News Hate Speech in the Audience Causes Chicago Cast Member to Call It Quits Both actors and audience members were being bullied at Second City.

Peter Kim, a performer at Second City, the famed improvisational comedy troupe in Chicago—a “dream job,” he says—has called it quits due to nightly hate heckling from audience members.

His departure comes on the heels of multiple exits from the company this month, including Second City senior staffers as well as performers in the stage revue A Red Line Runs Through It, according to a report earlier this month in the Chicago Tribune.

However, Kim took action by penning an article for Chicago Magazine on the reasons why he left, stating that audience members were not only heckling those onstage but fellow theatregoers in the audience as well.

During a performance, he writes, “We had asked a lady in the front row: ‘Hello, ma’am! What’s something small that happens in your life that pisses you off, like getting stuck in traffic?’ Before she could answer, the audience member shouted, ‘Sitting too close to a Mexican!’ He was seated next to a Hispanic couple.

“His vicious words clung to the room, which fell silent—the immediate hush of 200 people left speechless. He turned to his buddy, who begrudgingly gave him a high-five. Even his friend knew that he had gone too far. The ‘casual racism’ he had practiced in the safety of his apartment had grown, unchecked, into unbridled hate speech.

“This was no solitary incident. Week after week, audience members just like him spilled into the iconic Second City theater at North and Wells to sniff out the next Bill Murray, Chris Farley, or someone else from a time when comedians looked just like him—back when America was not so great for a gay Korean with a sassy mouth.”

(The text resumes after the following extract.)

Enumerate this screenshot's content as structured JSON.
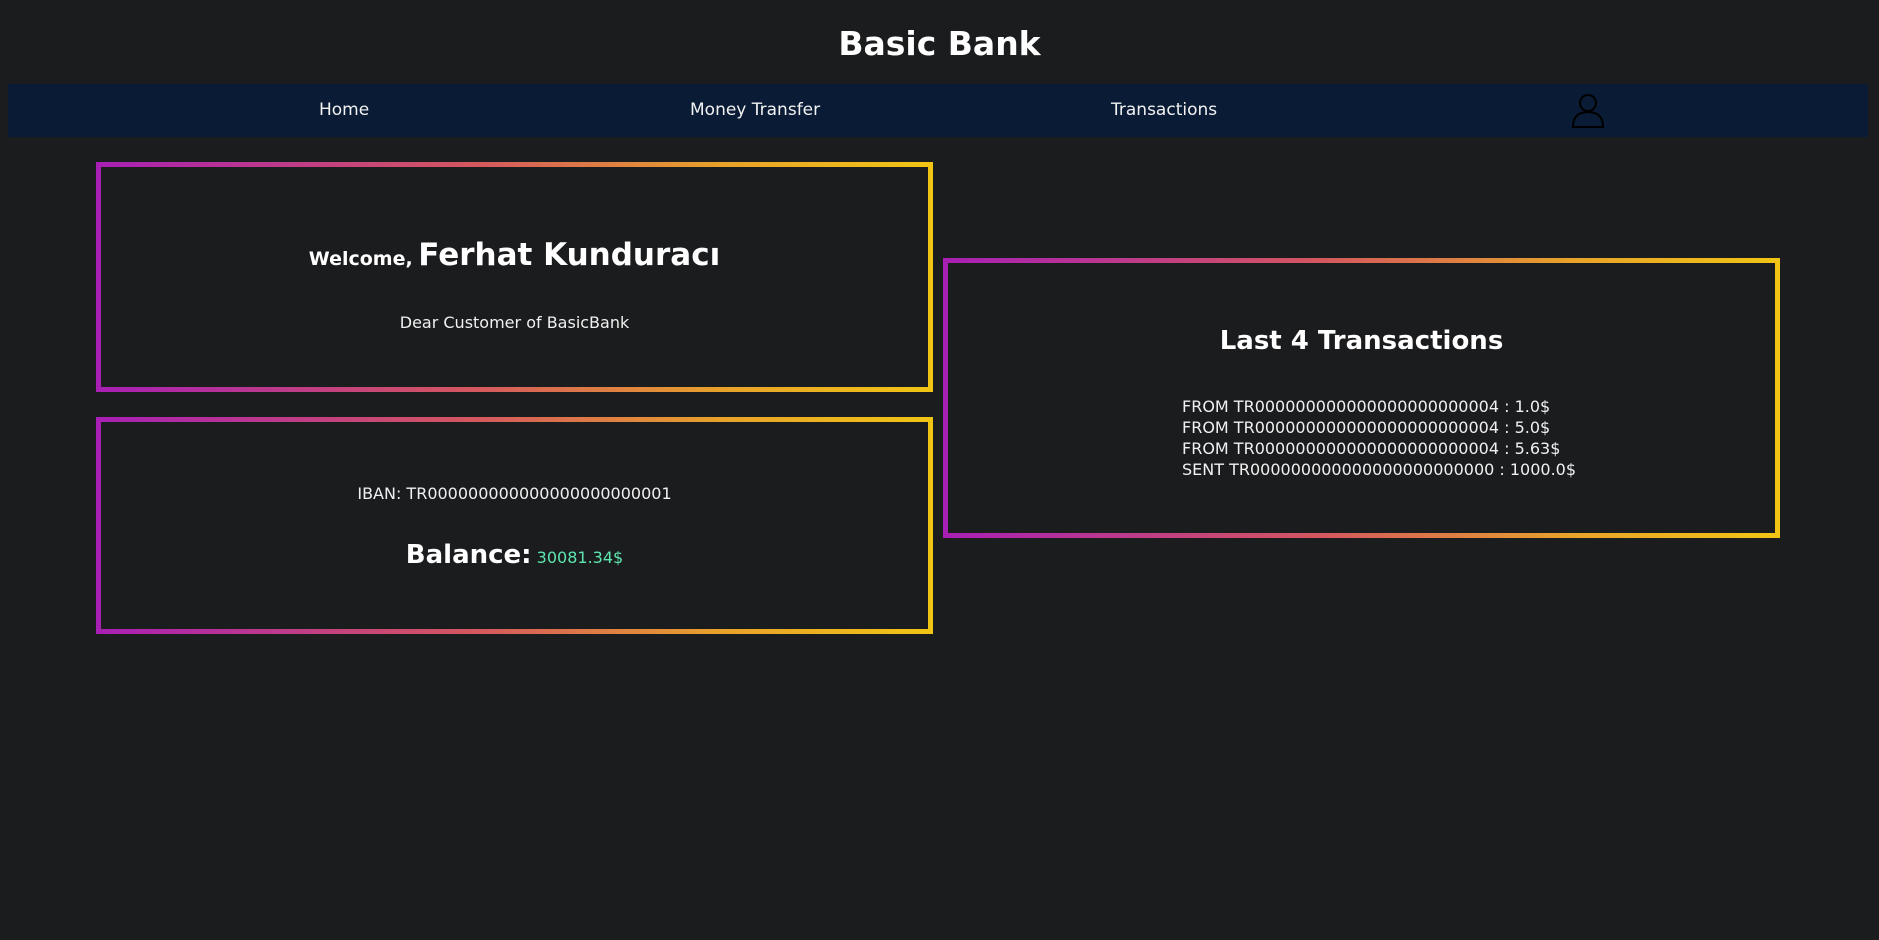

The hate speech continued, both during the show and afterwards online, with Kim being cyberbullied on Twitter—even after he resigned.

“I decided to leave a dream job at the mecca of American socio-political satire,” Kim writes in Chicago Magazine. “It was a tough decision, but after a year of continued audience abuse, I started to feel anxious going into work. For six shows a week, I got on stage and made 200 people laugh—but I forgot what it felt like to have fun.”

He cites presidential candidate Donald Trump as reason for the increase in hate speech, saying that “a presidential nominee of the United States of America gave his tribe a platform and a thinly veiled slogan, then fed them lies to turn them against the ‘others.’”

However, he insists, “I didn’t quit Second City because of Donald Trump. I quit because I am excellent, and I demand excellence from those around me. I don’t tolerate anything less, and neither should you.”

To read his whole letter, click here.

Second City and actor Kim have both declined to comment.